Investigating Robotaxi Crash Severity with Geographical Random Forest and the Urban Environment

This paper quantitatively investigates the crash severity of Autonomous Vehicles (AVs) with spatially localized machine learning and macroscopic measures of the urban built environment. Extending beyond the microscopic effects of individual infrastructure elements, we focus on the city-scale land use and behavioral patterns, while addressing spatial heterogeneity and spatial autocorrelation. We implemented a spatially localized machine learning technique called Geographical Random Forest (GRF) on the California AV collision dataset.

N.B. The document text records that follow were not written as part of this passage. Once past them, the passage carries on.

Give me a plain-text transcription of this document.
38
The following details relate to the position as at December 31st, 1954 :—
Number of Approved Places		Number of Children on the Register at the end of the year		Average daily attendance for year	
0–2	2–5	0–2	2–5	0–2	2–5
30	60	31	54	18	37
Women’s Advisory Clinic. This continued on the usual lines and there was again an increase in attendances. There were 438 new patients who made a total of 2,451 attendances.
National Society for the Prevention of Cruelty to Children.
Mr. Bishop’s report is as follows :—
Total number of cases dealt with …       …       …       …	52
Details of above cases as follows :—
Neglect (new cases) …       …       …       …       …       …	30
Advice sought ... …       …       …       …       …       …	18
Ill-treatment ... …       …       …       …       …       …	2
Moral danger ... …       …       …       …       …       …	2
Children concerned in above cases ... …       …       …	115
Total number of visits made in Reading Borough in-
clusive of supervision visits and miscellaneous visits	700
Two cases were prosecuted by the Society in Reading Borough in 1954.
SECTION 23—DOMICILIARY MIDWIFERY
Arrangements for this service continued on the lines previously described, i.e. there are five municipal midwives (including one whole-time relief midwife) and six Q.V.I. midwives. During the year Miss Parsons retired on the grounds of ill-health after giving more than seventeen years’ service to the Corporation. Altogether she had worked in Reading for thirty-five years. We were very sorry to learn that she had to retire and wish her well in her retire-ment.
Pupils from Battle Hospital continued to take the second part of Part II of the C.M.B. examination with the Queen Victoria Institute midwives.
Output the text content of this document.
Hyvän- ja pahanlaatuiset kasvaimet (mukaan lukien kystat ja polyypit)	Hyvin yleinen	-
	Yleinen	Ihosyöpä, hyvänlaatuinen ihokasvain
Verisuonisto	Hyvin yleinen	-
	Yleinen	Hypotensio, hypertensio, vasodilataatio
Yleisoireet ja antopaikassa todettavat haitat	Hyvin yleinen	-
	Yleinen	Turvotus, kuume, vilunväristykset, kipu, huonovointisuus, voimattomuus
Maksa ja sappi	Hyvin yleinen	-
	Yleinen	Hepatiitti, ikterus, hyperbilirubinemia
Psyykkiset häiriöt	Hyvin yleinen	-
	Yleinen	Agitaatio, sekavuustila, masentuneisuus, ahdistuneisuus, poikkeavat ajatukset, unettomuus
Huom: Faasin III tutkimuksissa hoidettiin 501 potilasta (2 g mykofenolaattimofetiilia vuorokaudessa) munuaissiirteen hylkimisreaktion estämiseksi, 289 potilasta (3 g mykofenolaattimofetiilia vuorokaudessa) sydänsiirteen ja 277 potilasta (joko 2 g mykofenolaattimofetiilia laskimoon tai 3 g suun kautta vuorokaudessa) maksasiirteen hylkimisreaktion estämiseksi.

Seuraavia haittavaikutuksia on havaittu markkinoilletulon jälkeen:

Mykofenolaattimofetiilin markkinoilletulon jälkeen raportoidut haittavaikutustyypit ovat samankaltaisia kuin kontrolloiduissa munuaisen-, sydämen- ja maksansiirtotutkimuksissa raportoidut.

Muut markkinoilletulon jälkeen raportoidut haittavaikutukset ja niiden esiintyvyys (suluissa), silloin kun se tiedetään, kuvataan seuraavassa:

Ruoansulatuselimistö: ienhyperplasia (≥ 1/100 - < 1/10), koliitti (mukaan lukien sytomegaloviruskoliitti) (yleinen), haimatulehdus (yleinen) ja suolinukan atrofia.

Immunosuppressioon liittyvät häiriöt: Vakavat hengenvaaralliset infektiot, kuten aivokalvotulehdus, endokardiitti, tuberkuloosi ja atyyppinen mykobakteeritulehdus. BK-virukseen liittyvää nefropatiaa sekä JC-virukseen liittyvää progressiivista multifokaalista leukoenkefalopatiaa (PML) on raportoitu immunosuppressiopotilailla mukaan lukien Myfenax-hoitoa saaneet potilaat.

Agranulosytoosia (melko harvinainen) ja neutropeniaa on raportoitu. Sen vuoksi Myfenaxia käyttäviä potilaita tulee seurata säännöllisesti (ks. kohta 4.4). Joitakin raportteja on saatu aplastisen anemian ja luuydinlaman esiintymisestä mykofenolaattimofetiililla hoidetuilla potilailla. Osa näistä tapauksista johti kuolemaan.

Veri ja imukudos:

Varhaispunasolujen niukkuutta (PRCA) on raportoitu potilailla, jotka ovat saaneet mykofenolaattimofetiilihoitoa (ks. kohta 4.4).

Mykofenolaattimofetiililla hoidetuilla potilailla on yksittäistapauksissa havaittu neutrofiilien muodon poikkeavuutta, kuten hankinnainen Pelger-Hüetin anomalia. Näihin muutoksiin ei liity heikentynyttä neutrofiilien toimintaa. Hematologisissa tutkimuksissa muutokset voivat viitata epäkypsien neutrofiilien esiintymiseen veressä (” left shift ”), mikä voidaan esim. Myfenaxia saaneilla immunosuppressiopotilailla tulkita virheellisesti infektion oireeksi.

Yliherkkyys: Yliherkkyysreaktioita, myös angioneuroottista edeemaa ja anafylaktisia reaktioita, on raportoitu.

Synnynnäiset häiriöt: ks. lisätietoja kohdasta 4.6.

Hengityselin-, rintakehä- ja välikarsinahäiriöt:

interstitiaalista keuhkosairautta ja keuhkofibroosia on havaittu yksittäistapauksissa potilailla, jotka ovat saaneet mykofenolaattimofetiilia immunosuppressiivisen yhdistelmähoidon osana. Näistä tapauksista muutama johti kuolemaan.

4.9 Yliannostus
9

Analyzing multiple urban measures, including points of interest, building footprint, and land use, we built a GRF model and visualized it as a crash severity risk map of San Francisco. This paper presents three findings. First, spatially localized machine learning outperformed regular machine learning in predicting AV crash severity. The bias-variance tradeoff was evident as we adjusted the localization weight hyperparameter. Second, land use was the most important predictor, compared to intersections, building footprints, public transit stops, and Points Of Interest (POIs). Third, AV crashes were more likely to result in low-severity incidents in city center areas with greater diversity and commercial activities, than in residential neighborhoods. Residential land use is likely associated with higher severity due to human behavior and less restrictive environments. Counterintuitively, residential areas were associated with higher crash severity, compared to more complex areas such as commercial and mixed-use areas. When robotaxi operators train their AV systems, it is recommended to: (1) consider where their fleet operates and make localized algorithms for their perception system, and (2) design safety measures specific to residential neighborhoods, such as slower driving speeds and more alert sensors.